Nous créons ces fichiers une fois avant l'exécution des tests dans le repertoire temporaire de shUnit et les supprimons à la fin.
 
  1. oneTimeSetUp()
  2. {
  3. . ../main/hello.sh > /dev/null
  4. outputDir="${__shunit_tmpDir}/output"
  5. mkdir -p "${outputDir}"
  6. stdout="${outputDir}/stdout"
  7. stderr="${outputDir}/stderr"
  8. }
  9. oneTimeTearDown(){
  10. rm -rf ${outputDir}
  11. }

  12. test_saluer_quandParametreManquant_erreurSurStderrEtSdoutVide(){
  13. saluer >${stdout} 2>${stderr}
  14. assertNotEquals "code retour" "$?" "0"
  15. assertNull "stdout" "`cat ${stdout}`"
  16. assertEquals "stderr" "Argument manquant. Vous n'avez pas preciser qui saluer." "`cat ${stderr}`"
  17. }

Autres fonctions

A côté d'assertEquals et assertNull, les autres fonctions les plus courantes de la suite xUnit sont elles aussi disponibles. Un message peut être spécifié en premier argument de chacune d'entre elles.

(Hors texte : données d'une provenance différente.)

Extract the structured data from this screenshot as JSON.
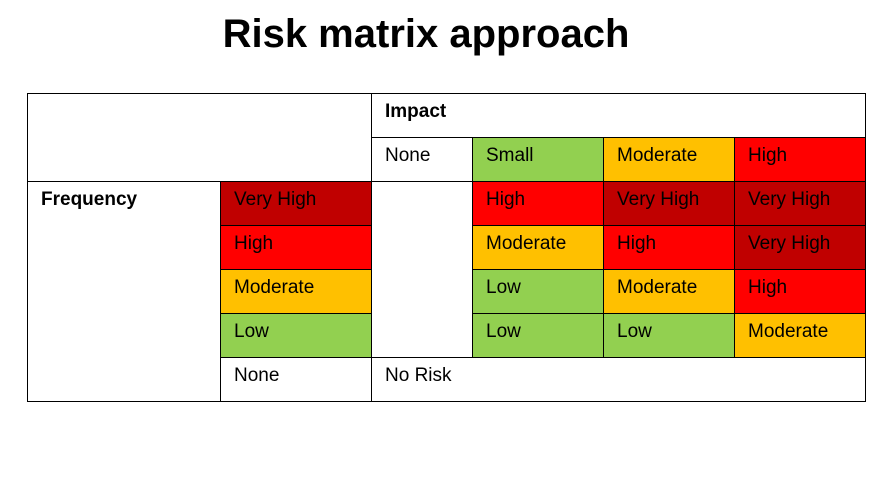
{
  "title": "Risk matrix approach",
  "impact": {
    "header": "Impact",
    "levels": [
      "None",
      "Small",
      "Moderate",
      "High"
    ]
  },
  "frequency": {
    "header": "Frequency",
    "levels": [
      "Very High",
      "High",
      "Moderate",
      "Low",
      "None"
    ]
  },
  "matrix": {
    "rows": [
      [
        "High",
        "Very High",
        "Very High"
      ],
      [
        "Moderate",
        "High",
        "Very High"
      ],
      [
        "Low",
        "Moderate",
        "High"
      ],
      [
        "Low",
        "Low",
        "Moderate"
      ]
    ],
    "no_risk": "No Risk"
  },
  "colors": {
    "Very High": "#c00000",
    "High": "#ff0000",
    "Moderate": "#ffc000",
    "Low": "#92d050",
    "Small": "#92d050",
    "None": "#ffffff"
  }
}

  1. test_pasDeFichierDeLog(){
  2. rm toto.log >/dev/null
  3. assertFalse 'il ne doit pas y avoir de fichier de log' "[ -f 'toto.log' ]"
  4. }
  5. test_fichierLogExiste(){
  6. echo "bonjour" > toto.log
  7. assertTrue 'il doit y avoir un fichier de log' "[ -f 'toto.log' ]"
  8. rm toto.log
  9. }
  10. test_a_faire(){
  11. fail "todo"
  12. }
  13. setUp(){
  14. echo "s'execute avant chaque test" >/dev/null
  15. }
  16. tearDown(){
  17. echo "s'execute apres chaque test" >/dev/null
  18. }
La méthode setUp est appelée avant chaque fonction de test tandis que tearDown après chacune d'entre elles.

Conclusion

Simple mais efficace, ShUnit2 fournit le nécessaire pour que même nos scripts shell soient écrits en TDD. Je l'utilise pour tester unitairement les fonctions mais aussi occasionnellement pour tester fonctionnellement un script de bout en bout.
Plus encore, il permet de créer un pont entre les équipes de développement et d'exploitation. 

Le seul obstacle que j'ai rencontré pour l'instant est un bug sur assertNotNull quand la variable testée contient une apostrophe. C'est peu par rapport au confort de ne plus avoir à tester manuellement la même chose plusieurs fois de suite et pour l'assurance que les tests apportent.